With LAX’s new paid Wi-Fi, you’ll pay $5.95 for fast service and $5.95 for much faster service
LAX has announced the rates for its upcoming pay-for-faster-Internet service, and the two levels of service -- one at 10 megabits per second and one twice as fast -- will cost exactly the same.
For now.
The LAX Wi-Fi modernization project, whose completion date hasn’t been announced (nor its start date, for that matter), is aimed at improving free and paid speeds at the international airport.
Until then, visitors are stuck with a system whose free service is capped at a sluggish 1.2 mbps, which allows little more than checking email.
With the new system, the free service is expected to increase to as fast as 5 mbps, good for streaming a movie most of the time.
How fast is fast enough? A guide to Internet speed--and why it matters to travelers
Paid speeds at LAX also are expected to improve, increasing from the current 6 mbps or so to as fast as 20 mbps.
That’s good news for business travelers seeking to run many bandwidth-heavy applications simultaneously. Leisure travelers also may appreciate faster download speeds, which will be speedy enough to allow a last-minute movie download.
The upgrade in speed comes at a price, of course.
At first, both premium options will cost the same: A two-hour session will cost $5.95; 24 hours of access will be $7.95.
The identical pricing for the two tiers is probably only a short-time deal, an LAX spokeswoman suggested, saying costs could change within the next year.
If that is too rich for your budget, travelers can also buy a monthly pass from Boingo, the L.A.-based company administering the LAX Internet, for $4.95 for the first month, and $9.95 after that.
The monthly pass can be used at more than 1 million public locations, including Chicago O’Hare, Phoenix Sky Harbor and New York’s JFK airports
LAX wants to profit from its Wi-Fi- -- it predicts it will clear at least $5.9 million during its recently approved seven-year contract with Boingo -- but many other airports, including San Francisco, Dallas/Fort Worth and Hartsfield–Jackson in Atlanta, offer only free Internet.
“Wi-Fi is a utility,” Doug Yakel, a spokesman for SFO, said in an email. “Passengers expect it for free, like bathrooms.”

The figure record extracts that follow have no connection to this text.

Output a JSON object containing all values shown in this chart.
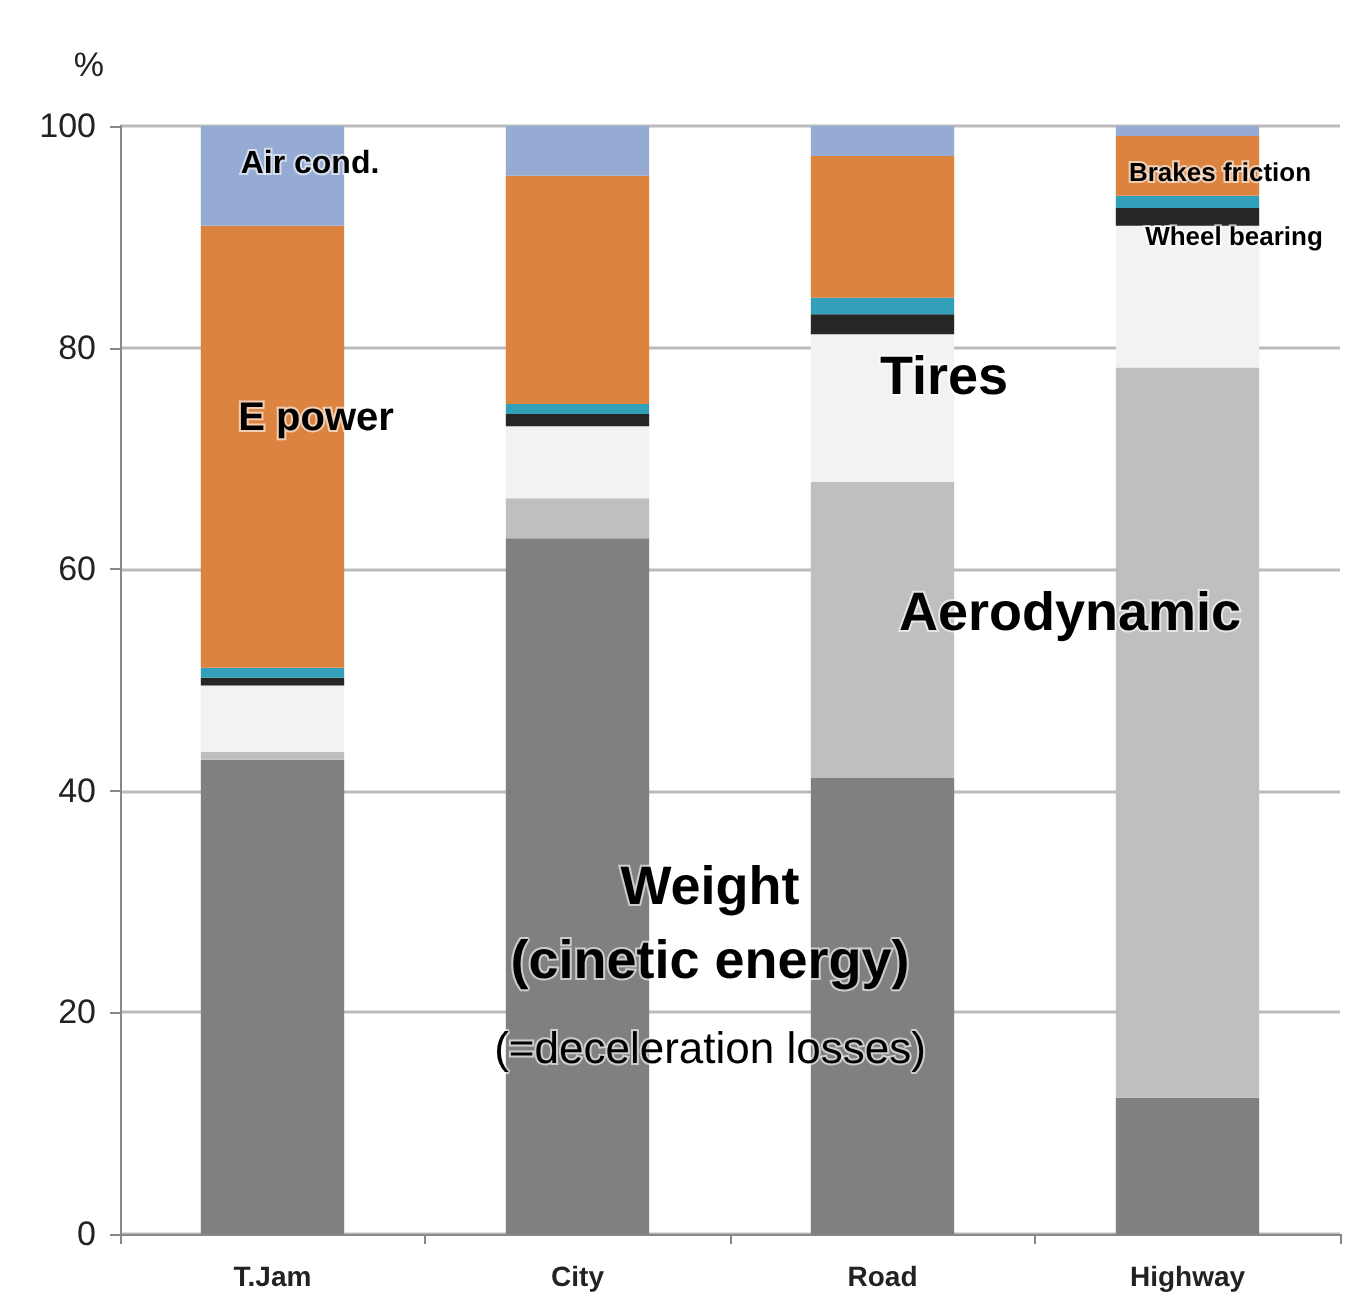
{
  "chart_data": {
    "type": "bar",
    "stacked": true,
    "ylabel": "%",
    "categories": [
      "T.Jam",
      "City",
      "Road",
      "Highway"
    ],
    "series": [
      {
        "color": "#808080",
        "values": [
          42.8,
          62.8,
          41.2,
          12.3
        ]
      },
      {
        "color": "#bfbfbf",
        "values": [
          0.7,
          3.6,
          26.7,
          65.9
        ]
      },
      {
        "color": "#f2f2f2",
        "values": [
          6.0,
          6.5,
          13.3,
          12.8
        ]
      },
      {
        "color": "#262626",
        "values": [
          0.7,
          1.1,
          1.8,
          1.6
        ]
      },
      {
        "color": "#31a0b8",
        "values": [
          0.9,
          0.9,
          1.5,
          1.1
        ]
      },
      {
        "color": "#dd8340",
        "values": [
          39.9,
          20.6,
          12.8,
          5.4
        ]
      },
      {
        "color": "#95abd3",
        "values": [
          9.0,
          4.5,
          2.7,
          0.9
        ]
      }
    ],
    "ylim": [
      0,
      100
    ],
    "yticks": [
      0,
      20,
      40,
      60,
      80,
      100
    ],
    "grid": "y",
    "annotations": [
      "Air cond.",
      "E power",
      "Tires",
      "Aerodynamic",
      "Brakes friction",
      "Wheel bearing",
      "Weight",
      "(cinetic energy)",
      "(=deceleration losses)"
    ]
  }
}
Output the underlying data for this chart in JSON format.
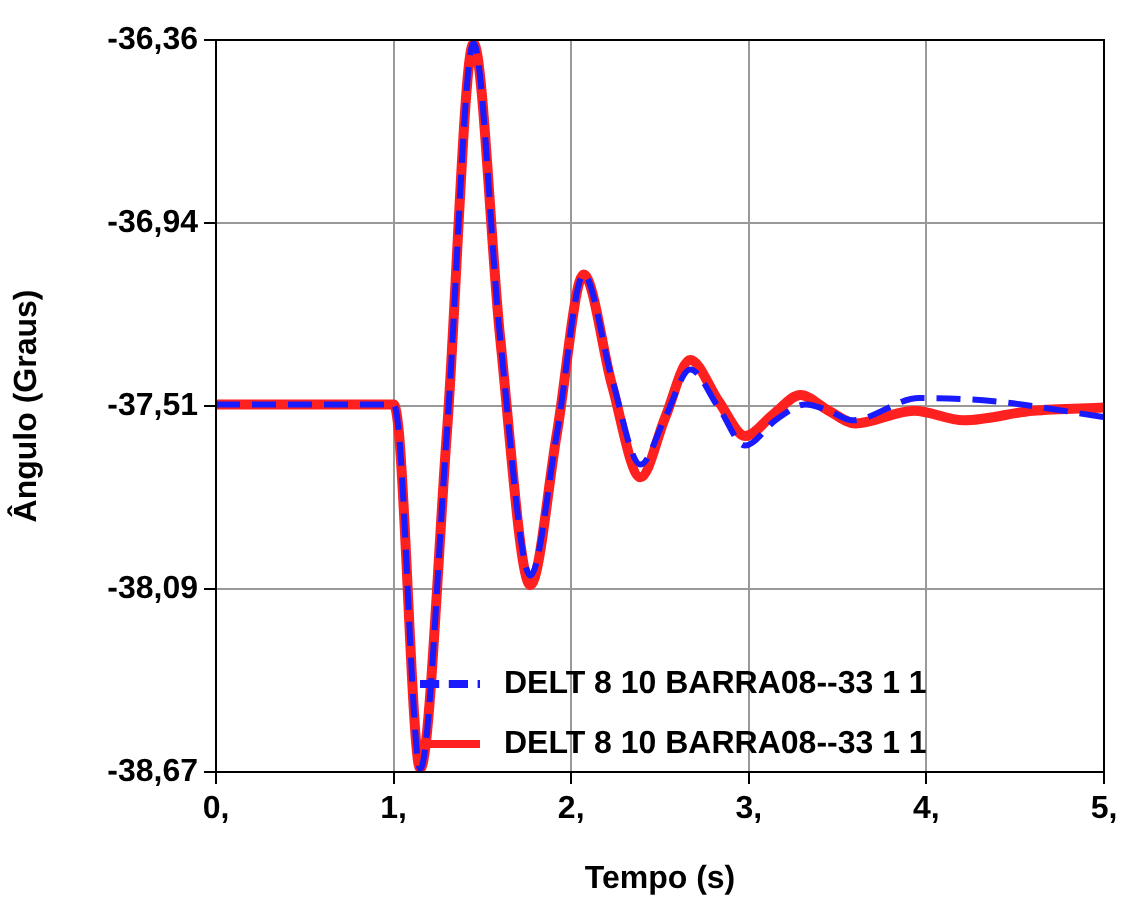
{
  "chart_data": {
    "type": "line",
    "xlabel": "Tempo (s)",
    "ylabel": "Ângulo (Graus)",
    "xlim": [
      0,
      5
    ],
    "xticks": [
      {
        "value": 0,
        "label": "0,"
      },
      {
        "value": 1,
        "label": "1,"
      },
      {
        "value": 2,
        "label": "2,"
      },
      {
        "value": 3,
        "label": "3,"
      },
      {
        "value": 4,
        "label": "4,"
      },
      {
        "value": 5,
        "label": "5,"
      }
    ],
    "ylim": [
      -38.67,
      -36.36
    ],
    "yticks": [
      {
        "value": -38.67,
        "label": "-38,67"
      },
      {
        "value": -38.0925,
        "label": "-38,09"
      },
      {
        "value": -37.515,
        "label": "-37,51"
      },
      {
        "value": -36.9375,
        "label": "-36,94"
      },
      {
        "value": -36.36,
        "label": "-36,36"
      }
    ],
    "grid": true,
    "legend": "bottom",
    "marker": "none",
    "series": [
      {
        "name": "DELT 8 10 BARRA08--33 1 1",
        "color": "#1a1aff",
        "line_style": "dashed",
        "x": [
          0,
          1.0,
          1.03,
          1.15,
          1.3,
          1.45,
          1.6,
          1.77,
          1.92,
          2.07,
          2.23,
          2.39,
          2.53,
          2.67,
          2.83,
          2.98,
          3.15,
          3.32,
          3.45,
          3.58,
          3.96,
          4.38,
          5
        ],
        "values": [
          -37.51,
          -37.51,
          -37.6,
          -38.66,
          -37.6,
          -36.37,
          -37.3,
          -38.05,
          -37.6,
          -37.1,
          -37.43,
          -37.7,
          -37.55,
          -37.4,
          -37.52,
          -37.64,
          -37.56,
          -37.51,
          -37.53,
          -37.56,
          -37.49,
          -37.5,
          -37.55
        ]
      },
      {
        "name": "DELT 8 10 BARRA08--33 1 1",
        "color": "#ff2020",
        "line_style": "solid",
        "x": [
          0,
          1.0,
          1.03,
          1.15,
          1.3,
          1.45,
          1.6,
          1.77,
          1.92,
          2.07,
          2.23,
          2.39,
          2.53,
          2.67,
          2.83,
          2.98,
          3.14,
          3.29,
          3.45,
          3.6,
          3.93,
          4.21,
          4.6,
          5
        ],
        "values": [
          -37.51,
          -37.51,
          -37.6,
          -38.66,
          -37.6,
          -36.37,
          -37.3,
          -38.08,
          -37.6,
          -37.1,
          -37.45,
          -37.74,
          -37.55,
          -37.37,
          -37.5,
          -37.61,
          -37.54,
          -37.48,
          -37.53,
          -37.57,
          -37.53,
          -37.56,
          -37.53,
          -37.52
        ]
      }
    ]
  }
}
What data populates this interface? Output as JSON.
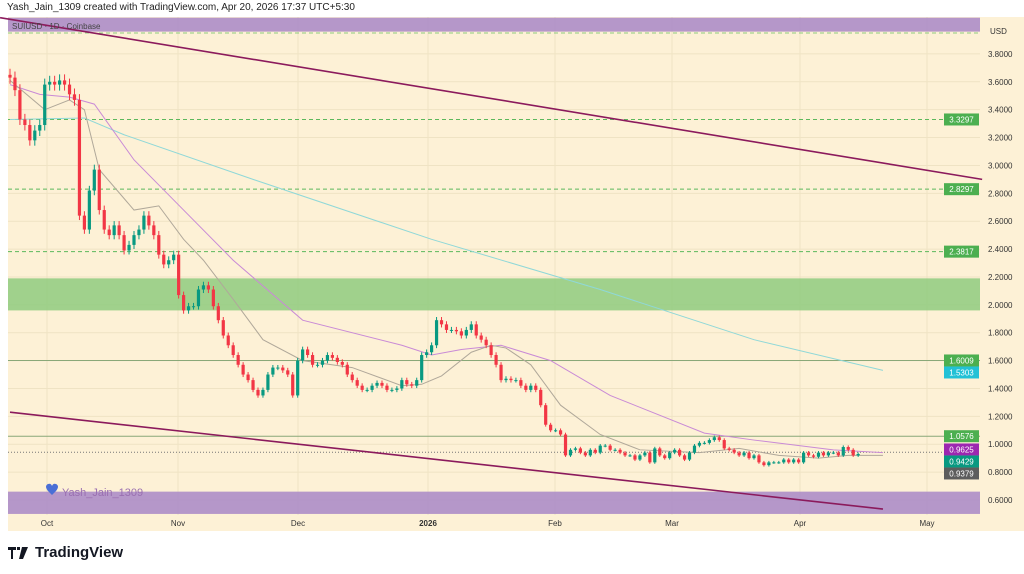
{
  "header": {
    "text": "Yash_Jain_1309 created with TradingView.com, Apr 20, 2026 17:37 UTC+5:30"
  },
  "chart": {
    "symbol_label": "SUIUSD · 1D · Coinbase",
    "currency": "USD",
    "watermark": "Yash_Jain_1309",
    "background": "#fdf1d6",
    "colors": {
      "up": "#089981",
      "down": "#f23645",
      "ma_gray": "#b0a89a",
      "ma_purple": "#c98ad6",
      "ma_cyan": "#8fd8d8",
      "trendline": "#8b1a5c",
      "zone_green": "#8fcb7f",
      "zone_purple": "#a887c7"
    }
  },
  "chart_data": {
    "type": "candlestick",
    "ylim": [
      0.5,
      4.0
    ],
    "y_ticks": [
      "3.8000",
      "3.6000",
      "3.4000",
      "3.2000",
      "3.0000",
      "2.8000",
      "2.6000",
      "2.4000",
      "2.2000",
      "2.0000",
      "1.8000",
      "1.6000",
      "1.4000",
      "1.2000",
      "1.0000",
      "0.8000",
      "0.6000"
    ],
    "x_ticks": [
      "Oct",
      "Nov",
      "Dec",
      "2026",
      "Feb",
      "Mar",
      "Apr",
      "May"
    ],
    "closes": [
      3.63,
      3.54,
      3.33,
      3.29,
      3.18,
      3.25,
      3.29,
      3.58,
      3.6,
      3.58,
      3.61,
      3.58,
      3.51,
      3.47,
      2.64,
      2.54,
      2.82,
      2.97,
      2.68,
      2.54,
      2.5,
      2.57,
      2.5,
      2.39,
      2.43,
      2.5,
      2.54,
      2.64,
      2.57,
      2.5,
      2.36,
      2.29,
      2.32,
      2.36,
      2.07,
      1.96,
      1.99,
      1.99,
      2.11,
      2.14,
      2.11,
      1.99,
      1.89,
      1.78,
      1.71,
      1.64,
      1.57,
      1.5,
      1.46,
      1.39,
      1.35,
      1.39,
      1.5,
      1.55,
      1.55,
      1.53,
      1.5,
      1.35,
      1.6,
      1.68,
      1.64,
      1.57,
      1.57,
      1.6,
      1.64,
      1.62,
      1.59,
      1.57,
      1.5,
      1.46,
      1.42,
      1.39,
      1.39,
      1.42,
      1.44,
      1.42,
      1.39,
      1.39,
      1.4,
      1.46,
      1.43,
      1.42,
      1.46,
      1.64,
      1.66,
      1.71,
      1.89,
      1.86,
      1.82,
      1.82,
      1.81,
      1.78,
      1.82,
      1.86,
      1.78,
      1.75,
      1.71,
      1.64,
      1.57,
      1.46,
      1.47,
      1.46,
      1.46,
      1.42,
      1.39,
      1.42,
      1.39,
      1.28,
      1.14,
      1.1,
      1.1,
      1.07,
      0.92,
      0.96,
      0.97,
      0.94,
      0.92,
      0.96,
      0.94,
      0.99,
      0.99,
      0.96,
      0.96,
      0.94,
      0.92,
      0.92,
      0.89,
      0.92,
      0.94,
      0.87,
      0.97,
      0.92,
      0.9,
      0.94,
      0.96,
      0.92,
      0.89,
      0.94,
      0.99,
      1.01,
      1.01,
      1.03,
      1.05,
      1.03,
      0.97,
      0.96,
      0.94,
      0.92,
      0.94,
      0.9,
      0.92,
      0.87,
      0.85,
      0.87,
      0.87,
      0.87,
      0.89,
      0.87,
      0.89,
      0.87,
      0.94,
      0.92,
      0.91,
      0.94,
      0.92,
      0.94,
      0.94,
      0.92,
      0.98,
      0.96,
      0.92,
      0.93
    ],
    "moving_averages": [
      {
        "color": "#8fd8d8",
        "points": [
          [
            0,
            3.33
          ],
          [
            15,
            3.34
          ],
          [
            23,
            3.22
          ],
          [
            49,
            2.9
          ],
          [
            85,
            2.47
          ],
          [
            119,
            2.11
          ],
          [
            150,
            1.75
          ],
          [
            176,
            1.53
          ]
        ]
      },
      {
        "color": "#c98ad6",
        "points": [
          [
            0,
            3.58
          ],
          [
            6,
            3.51
          ],
          [
            12,
            3.49
          ],
          [
            17,
            3.44
          ],
          [
            25,
            3.04
          ],
          [
            35,
            2.68
          ],
          [
            45,
            2.32
          ],
          [
            59,
            1.89
          ],
          [
            79,
            1.71
          ],
          [
            85,
            1.64
          ],
          [
            91,
            1.68
          ],
          [
            99,
            1.71
          ],
          [
            109,
            1.6
          ],
          [
            121,
            1.35
          ],
          [
            140,
            1.08
          ],
          [
            150,
            1.03
          ],
          [
            166,
            0.96
          ],
          [
            176,
            0.94
          ]
        ]
      },
      {
        "color": "#b0a89a",
        "points": [
          [
            0,
            3.61
          ],
          [
            7,
            3.4
          ],
          [
            12,
            3.47
          ],
          [
            15,
            3.4
          ],
          [
            18,
            2.97
          ],
          [
            25,
            2.68
          ],
          [
            30,
            2.71
          ],
          [
            35,
            2.47
          ],
          [
            39,
            2.32
          ],
          [
            45,
            2.04
          ],
          [
            51,
            1.75
          ],
          [
            59,
            1.6
          ],
          [
            69,
            1.55
          ],
          [
            79,
            1.42
          ],
          [
            83,
            1.43
          ],
          [
            87,
            1.49
          ],
          [
            93,
            1.66
          ],
          [
            97,
            1.71
          ],
          [
            100,
            1.69
          ],
          [
            105,
            1.57
          ],
          [
            111,
            1.28
          ],
          [
            119,
            1.07
          ],
          [
            127,
            0.96
          ],
          [
            139,
            0.94
          ],
          [
            147,
            0.97
          ],
          [
            155,
            0.92
          ],
          [
            163,
            0.9
          ],
          [
            169,
            0.92
          ],
          [
            176,
            0.92
          ]
        ]
      }
    ],
    "trendlines": [
      {
        "from": [
          -2,
          4.06
        ],
        "to": [
          196,
          2.9
        ]
      },
      {
        "from": [
          0,
          1.23
        ],
        "to": [
          176,
          0.535
        ]
      }
    ],
    "zones": [
      {
        "color": "#a887c7",
        "low": 3.96,
        "high": 4.06
      },
      {
        "color": "#8fcb7f",
        "low": 1.96,
        "high": 2.19
      },
      {
        "color": "#a887c7",
        "low": 0.5,
        "high": 0.66
      }
    ],
    "levels": [
      {
        "value": 3.95,
        "style": "dashed",
        "color": "#8fcb7f"
      },
      {
        "value": 3.3297,
        "style": "dashed",
        "color": "#5cb85c"
      },
      {
        "value": 2.8297,
        "style": "dashed",
        "color": "#5cb85c"
      },
      {
        "value": 2.3817,
        "style": "dashed",
        "color": "#5cb85c"
      },
      {
        "value": 1.6009,
        "style": "solid",
        "color": "#8aa878"
      },
      {
        "value": 1.0576,
        "style": "solid",
        "color": "#8aa878"
      },
      {
        "value": 0.9429,
        "style": "dotted",
        "color": "#777777"
      }
    ],
    "badges": [
      {
        "label": "3.3297",
        "value": 3.3297,
        "color": "#4caf50"
      },
      {
        "label": "2.8297",
        "value": 2.8297,
        "color": "#4caf50"
      },
      {
        "label": "2.3817",
        "value": 2.3817,
        "color": "#4caf50"
      },
      {
        "label": "1.6009",
        "value": 1.6009,
        "color": "#4caf50"
      },
      {
        "label": "1.5303",
        "value": 1.5303,
        "color": "#22c1d6"
      },
      {
        "label": "1.0576",
        "value": 1.0576,
        "color": "#4caf50"
      },
      {
        "label": "0.9625",
        "value": 0.9625,
        "color": "#9c27b0"
      },
      {
        "label": "0.9429",
        "value": 0.9429,
        "color": "#089981"
      },
      {
        "label": "0.9379",
        "value": 0.9379,
        "color": "#5d5d5d"
      }
    ]
  },
  "footer": {
    "brand": "TradingView"
  }
}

SFO’s Internet is slower than LAX’s proposed new system -- it tops off at slightly more than 3 mbps -- but other airports offer much faster Wi-Fi for free.
How will LAX’s new Wi-Fi stack up against other airports’?
Seattle-Tacoma Internation Airport, for example, is spending $9.8 million to upgrade its network, and a spokesman said some areas already have free speeds of up to 20 mbps.
In Dallas, travelers regularly report free speeds greater than 10 mbps, an airport spokesman said.